司法取引、治安の全体像見据え改革を


 容疑者や被告が捜査機関に協力し、他人の犯罪事実を明らかにすれば、起訴を見送ったり、求刑を軽くしたりする。そんな「司法取引」の導入が議論されている。汚職や詐欺、薬物などの組織犯罪などで適用するというのだ。

 取り調べ可視化に対応

 こうした捜査手段は取り調べの可視化(録音・録画)や犯罪の巧妙化に対応するため、時には必要だろう。だが、刑罰の取り引きは国民の倫理観にそぐわない。再犯の防止に逆行するとの見方もある。他の捜査手段を含め、全体像を見据えて慎重に検討すべきだ。

 論議は新しい捜査・公判の在り方を検討している法制審議会(法相の諮問機関)で進められている。取り調べ可視化については裁判員裁判対象事件と検察独自事件で義務付けられる見通しだ。その際、供述が得られなくなる可能性があり、捜査の新たな「武器」として司法取引の導入が取りざたされている。

 具体的には容疑者が他人の犯罪を申告した場合に起訴を見送る「協議・合意制度」や証人に対して刑事責任を追及しないと約束した上で証言させる「刑事免責制度」などが考えられている。海外では司法取引はマネーロンダリングやマフィアなどの「組織の闇」の解明に効果を上げているという。

 だが、自分の罪を軽くするために無実の人を冤罪(えんざい)に引き込む恐れがある。刑罰を取り引きできるので贖罪(しょくざい)意識を失わせ、更生を妨げ再犯に走らせる危険性もある。導入するにしても、こうした問題が生じないよう細心の注意を払う必要がある。

 何より重要なのは、組織犯罪に対する治安当局の捜査能力の向上だ。これは可視化論議の以前から課題だった。そのために「共謀罪」の創設が求められてきたはずだ。

 2000年に国連で採択された国際組織犯罪防止条約は、組織犯罪の実効性ある取り締まりのため加盟国に「重大犯罪」に対する共謀罪の創設を義務付けた。暴力団やマフィアなどの麻薬密輸組織が国際ネットワーク化し、国境を越えた凶悪事件が多発したからだ。

 その後の国際テロ事件を受け共謀罪の必要性がますます高まっている。凶悪犯罪を未然に防ぎ、安寧な国民生活を守るために共謀罪を設け、それに対応する捜査手法を導入すべきだ。わが国が共謀罪を設けず、条約を批准していないのは遺憾だ。

 通信傍受の拡大も視野に入れる必要がある。

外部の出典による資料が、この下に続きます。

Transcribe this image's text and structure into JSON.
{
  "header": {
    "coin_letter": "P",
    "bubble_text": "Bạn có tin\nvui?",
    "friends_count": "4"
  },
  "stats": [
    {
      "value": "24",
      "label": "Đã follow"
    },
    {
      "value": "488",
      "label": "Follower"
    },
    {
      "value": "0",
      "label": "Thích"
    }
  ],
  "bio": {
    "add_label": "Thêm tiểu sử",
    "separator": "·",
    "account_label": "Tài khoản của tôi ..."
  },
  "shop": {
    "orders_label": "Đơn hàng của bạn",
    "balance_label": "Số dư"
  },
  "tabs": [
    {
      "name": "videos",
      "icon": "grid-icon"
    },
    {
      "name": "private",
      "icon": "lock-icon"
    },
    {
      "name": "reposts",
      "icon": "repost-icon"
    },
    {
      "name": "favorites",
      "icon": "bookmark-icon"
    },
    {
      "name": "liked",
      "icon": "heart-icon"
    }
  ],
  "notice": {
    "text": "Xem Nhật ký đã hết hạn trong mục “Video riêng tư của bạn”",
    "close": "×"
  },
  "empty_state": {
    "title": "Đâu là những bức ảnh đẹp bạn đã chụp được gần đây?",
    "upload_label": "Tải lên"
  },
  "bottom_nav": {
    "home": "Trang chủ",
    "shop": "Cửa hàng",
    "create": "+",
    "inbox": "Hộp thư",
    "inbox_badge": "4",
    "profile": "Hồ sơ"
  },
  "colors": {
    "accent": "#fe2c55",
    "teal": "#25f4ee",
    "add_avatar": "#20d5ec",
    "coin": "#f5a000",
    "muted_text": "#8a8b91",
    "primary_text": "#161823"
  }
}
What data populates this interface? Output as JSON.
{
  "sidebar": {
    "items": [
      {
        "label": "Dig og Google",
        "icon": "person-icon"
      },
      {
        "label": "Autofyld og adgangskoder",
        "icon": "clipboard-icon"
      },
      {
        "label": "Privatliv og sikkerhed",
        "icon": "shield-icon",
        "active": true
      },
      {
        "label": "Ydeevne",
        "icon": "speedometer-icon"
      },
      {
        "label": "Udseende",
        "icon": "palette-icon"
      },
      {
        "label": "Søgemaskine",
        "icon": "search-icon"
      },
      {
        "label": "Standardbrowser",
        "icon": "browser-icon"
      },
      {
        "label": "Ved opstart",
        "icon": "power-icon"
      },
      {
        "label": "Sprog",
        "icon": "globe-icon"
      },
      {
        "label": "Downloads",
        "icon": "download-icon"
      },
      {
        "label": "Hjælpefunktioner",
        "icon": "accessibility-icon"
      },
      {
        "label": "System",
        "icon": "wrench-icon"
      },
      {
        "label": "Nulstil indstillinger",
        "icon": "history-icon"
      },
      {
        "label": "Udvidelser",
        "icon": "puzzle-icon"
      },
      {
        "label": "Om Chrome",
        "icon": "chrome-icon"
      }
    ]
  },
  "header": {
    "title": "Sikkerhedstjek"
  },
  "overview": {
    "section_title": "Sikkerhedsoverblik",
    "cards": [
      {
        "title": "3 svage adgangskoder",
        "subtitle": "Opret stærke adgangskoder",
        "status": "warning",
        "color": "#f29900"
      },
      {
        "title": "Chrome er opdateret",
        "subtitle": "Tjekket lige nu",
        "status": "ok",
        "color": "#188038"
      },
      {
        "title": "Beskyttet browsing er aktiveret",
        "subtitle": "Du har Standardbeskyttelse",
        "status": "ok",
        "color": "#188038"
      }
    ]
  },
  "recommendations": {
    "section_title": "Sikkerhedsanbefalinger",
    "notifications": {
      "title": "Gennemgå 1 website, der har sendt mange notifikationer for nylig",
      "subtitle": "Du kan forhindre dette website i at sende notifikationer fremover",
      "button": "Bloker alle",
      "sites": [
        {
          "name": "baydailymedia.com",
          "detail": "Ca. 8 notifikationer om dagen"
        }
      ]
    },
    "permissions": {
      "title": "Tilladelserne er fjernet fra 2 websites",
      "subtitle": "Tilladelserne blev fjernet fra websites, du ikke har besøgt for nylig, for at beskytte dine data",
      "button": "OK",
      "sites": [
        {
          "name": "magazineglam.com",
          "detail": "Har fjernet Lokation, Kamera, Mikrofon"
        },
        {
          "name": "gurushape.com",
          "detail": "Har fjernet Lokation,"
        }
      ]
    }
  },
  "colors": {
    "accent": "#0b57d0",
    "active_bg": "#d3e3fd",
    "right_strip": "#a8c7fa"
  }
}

現在は薬物、銃器犯罪、組織的殺人、集団密航の4種類に限られている。法制審議会の論議では新たに詐欺、窃盗、傷害など10種類を加え、第三者(電話会社など)の立ち合いを不要にし、検察・警察内で通信内容を聴けるようにする方向性が示された。「振り込め詐欺」などの捜査に有効だ。

 新しい捜査手法の検討を

 また架空の身分での捜査官の潜入捜査や「おとり捜査」を幅広く認め、物証をそろえる体制を作るべきだ。可視化や司法取引が世界の潮流とされるが、その前提としてこうした捜査手法が採り入れられている。治安の全体像を見据えて新しい捜査手法を検討してもらいたい。